For this new recording of the revised version of Smetana’s opera, the seasoned Robert Jindra called on the excellent Prague Radio Symphony Orchestra and the Prague National Theatre Chorus— the artistic “descendants” of those choristers who created the piece — to join some of the finest Czech and Slovak singers active today. Sopranos Adriana Kučerová, Kateřina Kněžíková, respectively Slovak and Czech, both have established profiles in European musical capitals. As Karolina and Anežka, both sing with appropriate energy, flexibility, and lyricism; Kučerová’s slightly darker and weightier timbre and Kněžíková’s flutier voice production keep the two cousins’ contributions recognizable to the home listener.

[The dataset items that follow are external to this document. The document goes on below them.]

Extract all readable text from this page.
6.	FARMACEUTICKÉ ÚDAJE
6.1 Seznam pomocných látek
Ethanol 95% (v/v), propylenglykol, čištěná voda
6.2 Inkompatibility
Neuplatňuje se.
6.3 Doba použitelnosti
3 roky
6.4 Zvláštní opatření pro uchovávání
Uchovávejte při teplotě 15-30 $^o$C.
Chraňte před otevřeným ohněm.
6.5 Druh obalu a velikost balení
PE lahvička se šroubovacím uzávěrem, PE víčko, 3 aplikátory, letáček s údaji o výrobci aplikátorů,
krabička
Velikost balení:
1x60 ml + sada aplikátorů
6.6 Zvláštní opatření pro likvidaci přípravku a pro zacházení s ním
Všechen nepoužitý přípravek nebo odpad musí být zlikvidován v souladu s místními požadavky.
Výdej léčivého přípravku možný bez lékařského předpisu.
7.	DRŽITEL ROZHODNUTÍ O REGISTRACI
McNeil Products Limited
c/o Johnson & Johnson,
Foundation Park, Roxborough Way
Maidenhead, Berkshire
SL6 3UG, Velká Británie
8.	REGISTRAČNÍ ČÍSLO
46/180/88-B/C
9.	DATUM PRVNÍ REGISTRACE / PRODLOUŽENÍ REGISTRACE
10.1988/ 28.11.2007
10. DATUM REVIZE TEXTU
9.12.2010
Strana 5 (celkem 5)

Ladislav gets an ardent tenor aria in the tradition of “Ach, so fromm” from Flotow’s Martha: “Když zavitá máj” (“When May arrives”). Slovakia’s international star Pavol Breslik, no stranger to North American opera houses and concert halls, dispenses plenty of vocal and interpretive charm. As the comic Mumlal, bass-baritone Adam Plachetka, whose American career started well at Lyric Opera of Chicago but who has been at best adequate in his mystifyingly frequent Metropolitan Opera appearances in Mozart and Puccini, here suggests a better field for his current activity. Jana Sibera sings nicely as his daughter Lidka. Petr Nekoranec, the fine, shining young Czech tenor, who early on appeared at the Met and now is a regular at Aix-en-Provence and other prestigious venues, creates a memorable Toník. This is a very enjoyable performance.